Inside, carries an array of nice premium equipment that the common consumer can appreciate. With a 7-inch touch screen display that incorporates Apple CarPlay and Android Auto, touch pad control, leather steering wheel, and dual-zone climate control – the Mitsu Eclipse Cross is relatively a nice place to be. Our cloth interior provided a subtle pleasant atmosphere with a decorative pattern – while white isn’t ideal in any family vehicle, it’s a nice touch making it a bright airy cabin. The seats provided a decent amount of comfort and support with a power adjustable driver seat. Rear passenger found relatively decent leg room and headroom without much to complain about and while cargo is a little smaller than its competitors, its not like a trip to IKEA won’t be a lost cause.
On the open road, the E.C. is a quiet ride. It carries a nice isolating cabin and with speeds upwards to 80 mph, it managed to keep most of the wind and road noise out. Unfortunately, we found ourselves getting out a little to often than some. With a small fuel tank, and an average of 21 mpg after our highway loop, we found ourselves having to fuel up every 250 miles.
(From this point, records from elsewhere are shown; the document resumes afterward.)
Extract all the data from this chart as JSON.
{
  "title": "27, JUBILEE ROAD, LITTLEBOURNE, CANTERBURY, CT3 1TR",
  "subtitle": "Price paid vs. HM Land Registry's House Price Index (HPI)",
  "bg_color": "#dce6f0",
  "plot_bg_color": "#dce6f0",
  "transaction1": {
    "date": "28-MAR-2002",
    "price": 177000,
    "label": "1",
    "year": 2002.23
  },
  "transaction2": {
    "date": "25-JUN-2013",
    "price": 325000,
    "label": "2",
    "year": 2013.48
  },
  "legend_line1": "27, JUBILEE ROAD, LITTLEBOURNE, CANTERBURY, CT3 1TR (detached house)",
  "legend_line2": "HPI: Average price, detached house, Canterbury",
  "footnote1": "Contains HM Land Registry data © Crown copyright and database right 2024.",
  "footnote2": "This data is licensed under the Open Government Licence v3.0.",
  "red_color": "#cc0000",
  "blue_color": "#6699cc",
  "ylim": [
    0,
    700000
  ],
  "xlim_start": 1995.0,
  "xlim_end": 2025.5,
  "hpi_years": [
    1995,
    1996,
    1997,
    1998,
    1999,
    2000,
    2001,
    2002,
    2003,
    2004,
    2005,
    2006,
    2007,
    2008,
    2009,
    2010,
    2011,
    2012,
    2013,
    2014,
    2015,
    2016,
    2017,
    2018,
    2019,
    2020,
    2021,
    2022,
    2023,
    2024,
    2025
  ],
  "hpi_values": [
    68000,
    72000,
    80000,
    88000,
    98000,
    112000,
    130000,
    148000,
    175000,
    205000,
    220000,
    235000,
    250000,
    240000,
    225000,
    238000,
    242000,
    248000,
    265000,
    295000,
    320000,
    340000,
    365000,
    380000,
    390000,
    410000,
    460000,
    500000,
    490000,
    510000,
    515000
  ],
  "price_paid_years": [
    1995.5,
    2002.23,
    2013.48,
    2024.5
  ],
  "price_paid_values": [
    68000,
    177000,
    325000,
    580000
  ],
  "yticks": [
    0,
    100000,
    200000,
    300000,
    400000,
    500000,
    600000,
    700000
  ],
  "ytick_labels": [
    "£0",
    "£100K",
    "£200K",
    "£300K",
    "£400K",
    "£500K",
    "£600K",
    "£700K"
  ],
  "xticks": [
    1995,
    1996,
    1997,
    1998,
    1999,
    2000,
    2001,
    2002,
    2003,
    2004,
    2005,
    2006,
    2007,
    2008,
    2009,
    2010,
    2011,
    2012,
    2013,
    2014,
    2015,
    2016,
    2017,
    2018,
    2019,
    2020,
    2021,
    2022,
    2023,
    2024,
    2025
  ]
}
While this last decade hasn’t exactly been too kind to Mitsubishi, it’s a brand we’re happy to see still fighting to stay alive. The Eclipse Cross, while a bit odd, carries all the right ingredients to make a consumer happy with their purchase. And considering Mitsubishi will be anxious to move some of them off their lots, one could probably be found for one heck of deal.